Gagasan Trump untuk mengambil alih Gaza dan mengusir penduduknya adalah bentuk kegilaan imperialis yang bahkan membuat para pemimpin Arab harus berpikir dua kali. Arab Saudi, Uni Emirat Arab, dan negara-negara normalisasi lainnya kini berada dalam posisi yang sulit. Mereka ingin tetap bermain aman, tapi tekanan dari rakyat mereka sendiri semakin membesar. Mereka tahu bahwa berdiri bersama Israel saat ini sama saja dengan bunuh diri politik.

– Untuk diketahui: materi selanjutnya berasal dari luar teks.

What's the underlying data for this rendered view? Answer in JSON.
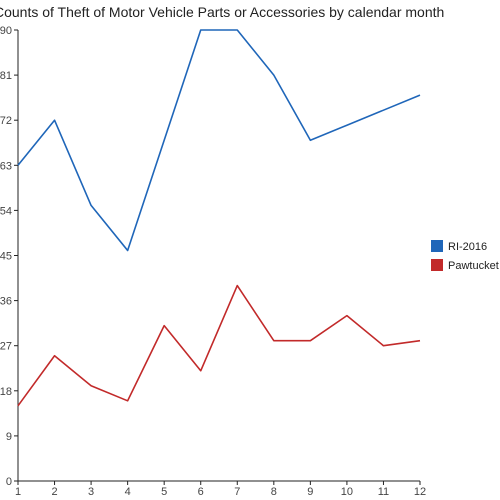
{
  "chart_data": {
    "type": "line",
    "title": "Counts of Theft of Motor Vehicle Parts or Accessories by calendar month",
    "xlabel": "",
    "ylabel": "",
    "x": [
      1,
      2,
      3,
      4,
      5,
      6,
      7,
      8,
      9,
      10,
      11,
      12
    ],
    "x_tick_labels": [
      "1",
      "2",
      "3",
      "4",
      "5",
      "6",
      "7",
      "8",
      "9",
      "10",
      "11",
      "12"
    ],
    "ylim": [
      0,
      90
    ],
    "y_ticks": [
      0,
      9,
      18,
      27,
      36,
      45,
      54,
      63,
      72,
      81,
      90
    ],
    "y_tick_labels": [
      "0",
      "9",
      "18",
      "27",
      "36",
      "45",
      "54",
      "63",
      "72",
      "81",
      "90"
    ],
    "grid": false,
    "legend_position": "right",
    "series": [
      {
        "name": "RI-2016",
        "color": "#1f66b9",
        "values": [
          63,
          72,
          55,
          46,
          68,
          90,
          90,
          81,
          68,
          71,
          74,
          77
        ]
      },
      {
        "name": "Pawtucket",
        "color": "#c22a2a",
        "values": [
          15,
          25,
          19,
          16,
          31,
          22,
          39,
          28,
          28,
          33,
          27,
          28
        ]
      }
    ]
  }
}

Poros perlawanan tidak akan menunggu restu dari penguasa-penguasa Arab yang hanya bisa menggelar konferensi kosong dan pernyataan retorik. Jika Israel terus menggempur Gaza, maka mereka tahu apa yang harus dilakukan. Seperti yang pernah dikatakan oleh pemimpin Hizbullah, jika Gaza jatuh, maka selanjutnya adalah perang regional. Perlawanan tidak akan berhenti pada perbatasan Gaza saja.

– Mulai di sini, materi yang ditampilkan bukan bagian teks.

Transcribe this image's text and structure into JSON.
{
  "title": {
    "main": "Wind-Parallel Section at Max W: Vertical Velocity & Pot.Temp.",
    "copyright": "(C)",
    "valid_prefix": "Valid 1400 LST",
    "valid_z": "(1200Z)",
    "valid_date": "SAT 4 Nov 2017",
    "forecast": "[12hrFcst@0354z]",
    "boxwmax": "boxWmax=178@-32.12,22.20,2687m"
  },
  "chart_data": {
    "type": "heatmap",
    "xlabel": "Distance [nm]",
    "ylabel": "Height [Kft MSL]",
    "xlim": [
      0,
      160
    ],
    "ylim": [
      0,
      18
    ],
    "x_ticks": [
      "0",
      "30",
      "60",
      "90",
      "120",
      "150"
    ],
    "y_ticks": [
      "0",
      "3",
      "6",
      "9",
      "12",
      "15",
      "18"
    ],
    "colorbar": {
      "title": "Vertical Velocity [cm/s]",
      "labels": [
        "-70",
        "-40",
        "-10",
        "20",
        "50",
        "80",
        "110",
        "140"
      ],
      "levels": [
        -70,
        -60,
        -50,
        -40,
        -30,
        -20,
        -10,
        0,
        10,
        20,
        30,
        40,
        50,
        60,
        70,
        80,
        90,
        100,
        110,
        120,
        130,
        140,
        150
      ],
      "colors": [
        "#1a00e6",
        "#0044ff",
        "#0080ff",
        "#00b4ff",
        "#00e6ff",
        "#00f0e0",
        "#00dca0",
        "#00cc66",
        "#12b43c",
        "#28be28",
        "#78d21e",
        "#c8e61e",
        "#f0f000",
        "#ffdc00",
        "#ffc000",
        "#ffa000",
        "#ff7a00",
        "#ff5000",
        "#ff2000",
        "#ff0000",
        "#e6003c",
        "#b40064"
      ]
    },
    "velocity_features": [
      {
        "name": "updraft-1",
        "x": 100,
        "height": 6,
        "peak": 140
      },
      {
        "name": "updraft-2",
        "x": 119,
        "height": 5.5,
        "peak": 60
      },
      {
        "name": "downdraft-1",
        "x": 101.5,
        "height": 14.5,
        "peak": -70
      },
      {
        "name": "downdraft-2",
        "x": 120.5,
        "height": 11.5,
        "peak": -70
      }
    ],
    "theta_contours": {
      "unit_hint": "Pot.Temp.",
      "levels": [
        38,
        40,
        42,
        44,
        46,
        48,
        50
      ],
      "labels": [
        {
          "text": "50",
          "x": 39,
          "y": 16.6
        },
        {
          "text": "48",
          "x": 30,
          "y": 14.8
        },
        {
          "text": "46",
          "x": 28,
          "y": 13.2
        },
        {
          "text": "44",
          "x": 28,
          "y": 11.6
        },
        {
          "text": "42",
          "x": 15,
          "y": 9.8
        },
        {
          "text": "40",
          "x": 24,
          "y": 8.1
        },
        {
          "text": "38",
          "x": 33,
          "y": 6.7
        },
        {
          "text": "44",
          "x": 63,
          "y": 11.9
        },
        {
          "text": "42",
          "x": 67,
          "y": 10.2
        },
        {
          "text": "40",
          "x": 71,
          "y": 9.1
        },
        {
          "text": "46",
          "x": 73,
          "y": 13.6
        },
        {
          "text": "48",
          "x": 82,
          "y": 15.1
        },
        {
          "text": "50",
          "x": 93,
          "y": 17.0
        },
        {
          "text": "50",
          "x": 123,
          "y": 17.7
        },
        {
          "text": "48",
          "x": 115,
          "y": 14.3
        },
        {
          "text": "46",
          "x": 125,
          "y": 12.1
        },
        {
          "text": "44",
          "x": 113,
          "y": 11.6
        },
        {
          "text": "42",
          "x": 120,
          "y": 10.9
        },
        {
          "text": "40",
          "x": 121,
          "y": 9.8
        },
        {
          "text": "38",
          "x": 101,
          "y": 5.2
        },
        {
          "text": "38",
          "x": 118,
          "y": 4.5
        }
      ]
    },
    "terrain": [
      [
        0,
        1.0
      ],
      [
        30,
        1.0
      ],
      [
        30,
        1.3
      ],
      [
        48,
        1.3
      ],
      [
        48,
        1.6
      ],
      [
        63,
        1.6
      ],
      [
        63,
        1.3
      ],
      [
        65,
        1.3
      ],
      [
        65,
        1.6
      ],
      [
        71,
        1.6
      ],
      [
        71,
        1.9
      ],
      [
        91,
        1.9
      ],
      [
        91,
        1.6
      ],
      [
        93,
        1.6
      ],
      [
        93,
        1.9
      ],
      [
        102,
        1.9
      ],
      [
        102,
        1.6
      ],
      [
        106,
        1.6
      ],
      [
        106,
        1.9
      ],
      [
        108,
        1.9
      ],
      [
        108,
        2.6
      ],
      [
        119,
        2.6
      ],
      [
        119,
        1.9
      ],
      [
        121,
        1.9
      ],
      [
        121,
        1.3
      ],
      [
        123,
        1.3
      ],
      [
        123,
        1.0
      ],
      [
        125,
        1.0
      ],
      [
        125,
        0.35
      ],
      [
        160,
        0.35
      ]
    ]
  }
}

Amerika dan Israel boleh saja merasa jumawa dengan teknologi militernya, tetapi mereka lupa satu hal: semangat perlawanan tidak bisa dibunuh dengan drone dan misil pintar. Mereka bisa menghancurkan bangunan, tetapi mereka tidak bisa menghancurkan tekad. Netanyahu bisa bersembunyi di balik tembok beton, tetapi dia tidak bisa menghindari kenyataan bahwa perlawanan sudah mengepungnya dari segala arah.
Trump dan Netanyahu mungkin berpikir bahwa mereka bisa mengontrol segalanya, tetapi sejarah menunjukkan bahwa kekuatan yang melawan kezaliman selalu menemukan jalannya sendiri. Perlawanan bukan tentang senjata semata, tetapi tentang keberanian, tentang keyakinan bahwa tidak ada penjajahan yang akan bertahan selamanya. Jika mereka tetap memaksakan kehendak mereka, maka mereka akan mendapatkan jawaban yang lebih dari sekadar kata-kata: mereka akan mendapatkan perlawanan yang nyata.

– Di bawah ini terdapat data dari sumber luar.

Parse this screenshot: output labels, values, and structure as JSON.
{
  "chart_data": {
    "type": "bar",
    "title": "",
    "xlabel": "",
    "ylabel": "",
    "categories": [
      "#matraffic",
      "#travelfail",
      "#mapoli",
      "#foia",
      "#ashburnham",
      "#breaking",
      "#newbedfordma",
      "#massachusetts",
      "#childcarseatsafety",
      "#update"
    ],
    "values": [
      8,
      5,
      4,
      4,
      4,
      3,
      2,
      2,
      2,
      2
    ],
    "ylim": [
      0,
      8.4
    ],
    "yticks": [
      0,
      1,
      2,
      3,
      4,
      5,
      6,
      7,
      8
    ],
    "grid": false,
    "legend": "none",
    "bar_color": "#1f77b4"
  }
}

Gaza diserang, tapi perlawanan tidak pernah mati. Setiap serangan hanya akan melahirkan lebih banyak pejuang. Setiap rudal yang jatuh di tanah Palestina hanya akan semakin menguatkan tekad mereka. Dan setiap kebrutalan yang dilakukan Israel hanya akan semakin mendekatkannya pada kehancurannya sendiri. Dunia boleh saja terus berpura-pura buta, tetapi sejarah tidak akan pernah melupakan siapa yang benar-benar berdiri melawan kezaliman.